Her canlının vücudunda belirli (ve sıklıkla da yüksek) yüzdelerde su bulunuyor. Çünkü su iyi bir çözücü ve mükemmel bir iletici. Bu özellikleri nedeniyle de, enzimlerin çalışması için son derece uygun koşullar sağlıyor, dolayısıyla da kimyasal tepkimeler için ideal ortamı oluşturuyor. Canlılığın tüm özellikleri de, kimyasal tepkimeler sonucu ortaya çıkıyor.

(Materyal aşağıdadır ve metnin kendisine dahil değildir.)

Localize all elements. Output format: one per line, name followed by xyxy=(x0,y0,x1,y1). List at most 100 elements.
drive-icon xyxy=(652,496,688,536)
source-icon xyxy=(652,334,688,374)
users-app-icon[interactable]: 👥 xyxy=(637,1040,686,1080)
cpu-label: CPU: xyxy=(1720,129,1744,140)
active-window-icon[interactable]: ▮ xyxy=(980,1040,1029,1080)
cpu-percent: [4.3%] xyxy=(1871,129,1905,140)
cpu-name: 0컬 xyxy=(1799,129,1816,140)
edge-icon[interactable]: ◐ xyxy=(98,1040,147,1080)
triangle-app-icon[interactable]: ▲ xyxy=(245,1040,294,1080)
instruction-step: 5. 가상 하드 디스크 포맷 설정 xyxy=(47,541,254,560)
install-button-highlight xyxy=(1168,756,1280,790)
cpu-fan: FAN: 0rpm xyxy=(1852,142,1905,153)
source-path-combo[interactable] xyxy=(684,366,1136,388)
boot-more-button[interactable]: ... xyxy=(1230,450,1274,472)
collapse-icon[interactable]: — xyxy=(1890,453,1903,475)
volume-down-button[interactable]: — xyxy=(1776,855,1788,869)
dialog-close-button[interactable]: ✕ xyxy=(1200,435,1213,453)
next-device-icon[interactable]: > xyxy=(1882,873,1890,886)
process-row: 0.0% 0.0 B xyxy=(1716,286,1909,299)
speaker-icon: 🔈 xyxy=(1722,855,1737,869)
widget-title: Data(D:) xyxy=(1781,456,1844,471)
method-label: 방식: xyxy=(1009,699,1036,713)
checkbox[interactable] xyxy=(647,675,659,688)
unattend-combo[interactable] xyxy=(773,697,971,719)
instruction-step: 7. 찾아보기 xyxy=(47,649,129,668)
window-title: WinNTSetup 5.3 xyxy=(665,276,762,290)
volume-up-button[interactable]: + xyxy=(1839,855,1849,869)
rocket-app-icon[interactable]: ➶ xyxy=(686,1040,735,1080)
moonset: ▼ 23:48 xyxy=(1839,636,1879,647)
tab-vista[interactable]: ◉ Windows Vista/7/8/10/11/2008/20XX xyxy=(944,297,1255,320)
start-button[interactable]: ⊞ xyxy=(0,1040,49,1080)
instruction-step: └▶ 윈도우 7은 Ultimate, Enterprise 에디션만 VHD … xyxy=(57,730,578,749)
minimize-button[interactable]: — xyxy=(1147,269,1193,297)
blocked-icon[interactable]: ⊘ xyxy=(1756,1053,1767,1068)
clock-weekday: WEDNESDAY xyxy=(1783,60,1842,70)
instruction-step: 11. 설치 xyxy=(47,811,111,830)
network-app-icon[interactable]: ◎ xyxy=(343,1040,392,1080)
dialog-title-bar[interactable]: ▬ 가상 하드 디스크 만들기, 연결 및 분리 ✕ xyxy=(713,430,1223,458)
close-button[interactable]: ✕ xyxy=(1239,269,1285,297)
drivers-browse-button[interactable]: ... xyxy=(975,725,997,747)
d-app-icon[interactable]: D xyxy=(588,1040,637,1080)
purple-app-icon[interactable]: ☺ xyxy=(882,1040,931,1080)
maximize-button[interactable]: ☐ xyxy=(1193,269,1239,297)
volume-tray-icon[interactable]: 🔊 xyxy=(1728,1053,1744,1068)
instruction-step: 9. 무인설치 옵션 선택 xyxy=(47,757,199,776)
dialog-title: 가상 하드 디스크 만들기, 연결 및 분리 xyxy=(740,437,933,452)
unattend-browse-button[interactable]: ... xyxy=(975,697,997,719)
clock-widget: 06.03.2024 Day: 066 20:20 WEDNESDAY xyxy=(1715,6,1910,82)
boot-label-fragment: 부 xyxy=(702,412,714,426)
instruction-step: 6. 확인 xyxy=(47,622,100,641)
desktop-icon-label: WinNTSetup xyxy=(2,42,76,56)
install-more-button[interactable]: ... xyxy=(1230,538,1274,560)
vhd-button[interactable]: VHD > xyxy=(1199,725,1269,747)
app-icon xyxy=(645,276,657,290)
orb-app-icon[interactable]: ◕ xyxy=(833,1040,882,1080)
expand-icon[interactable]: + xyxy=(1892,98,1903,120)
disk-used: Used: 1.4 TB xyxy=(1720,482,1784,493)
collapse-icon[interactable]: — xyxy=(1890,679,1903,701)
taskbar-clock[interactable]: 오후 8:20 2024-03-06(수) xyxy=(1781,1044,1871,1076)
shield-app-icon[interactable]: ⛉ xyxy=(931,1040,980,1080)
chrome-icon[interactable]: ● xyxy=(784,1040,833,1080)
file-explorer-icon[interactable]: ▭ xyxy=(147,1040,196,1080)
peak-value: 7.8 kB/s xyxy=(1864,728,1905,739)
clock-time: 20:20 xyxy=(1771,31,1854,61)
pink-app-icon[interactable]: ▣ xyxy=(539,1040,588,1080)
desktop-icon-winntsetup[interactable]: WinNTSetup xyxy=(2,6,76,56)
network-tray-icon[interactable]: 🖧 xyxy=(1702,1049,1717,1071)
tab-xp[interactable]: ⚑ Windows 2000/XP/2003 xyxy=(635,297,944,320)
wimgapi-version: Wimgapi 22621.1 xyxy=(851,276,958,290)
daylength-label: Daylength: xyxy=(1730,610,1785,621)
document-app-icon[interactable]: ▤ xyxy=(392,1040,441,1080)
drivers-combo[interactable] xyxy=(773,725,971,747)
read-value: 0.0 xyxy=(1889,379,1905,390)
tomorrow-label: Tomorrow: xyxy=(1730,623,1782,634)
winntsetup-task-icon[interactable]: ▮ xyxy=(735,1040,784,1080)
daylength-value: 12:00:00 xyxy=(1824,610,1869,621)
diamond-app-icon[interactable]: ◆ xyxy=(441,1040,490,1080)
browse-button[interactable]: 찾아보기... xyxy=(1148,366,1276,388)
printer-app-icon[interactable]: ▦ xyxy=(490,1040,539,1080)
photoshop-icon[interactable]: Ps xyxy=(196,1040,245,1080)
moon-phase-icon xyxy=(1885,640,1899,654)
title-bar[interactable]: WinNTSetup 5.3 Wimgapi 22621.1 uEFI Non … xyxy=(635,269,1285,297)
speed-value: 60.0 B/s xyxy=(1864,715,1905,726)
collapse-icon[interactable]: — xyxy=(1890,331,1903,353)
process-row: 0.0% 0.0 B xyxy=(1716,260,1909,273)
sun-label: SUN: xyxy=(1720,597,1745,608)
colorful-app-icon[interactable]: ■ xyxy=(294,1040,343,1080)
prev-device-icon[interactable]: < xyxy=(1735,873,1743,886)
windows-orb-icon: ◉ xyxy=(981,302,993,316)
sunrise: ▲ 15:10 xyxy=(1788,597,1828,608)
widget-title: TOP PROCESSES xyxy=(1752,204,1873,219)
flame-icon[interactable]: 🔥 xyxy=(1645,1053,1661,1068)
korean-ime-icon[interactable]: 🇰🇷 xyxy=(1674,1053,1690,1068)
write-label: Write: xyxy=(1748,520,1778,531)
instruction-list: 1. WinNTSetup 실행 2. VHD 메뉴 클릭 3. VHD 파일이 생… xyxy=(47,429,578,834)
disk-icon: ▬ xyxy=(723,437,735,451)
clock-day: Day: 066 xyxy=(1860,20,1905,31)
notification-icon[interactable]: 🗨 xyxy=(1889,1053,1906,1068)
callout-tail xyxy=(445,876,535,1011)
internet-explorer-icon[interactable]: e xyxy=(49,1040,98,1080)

Peki, kimin vücudunda ne kadar su var? Öncelikle hatırlatalım, farklı dokularda su içeriği oranı da farklı. Bazı hücrelerin daha fazla suya gereksinimi var. Ama genel olarak, insan vücudunun %65-75’inin su olduğunu söyleyebiliriz. Mantarların vücudundaki su oranı %98’iken, domateste ve denizanasında %95, kaktüslerde %80-90, muzdaysa yaklaşık %75.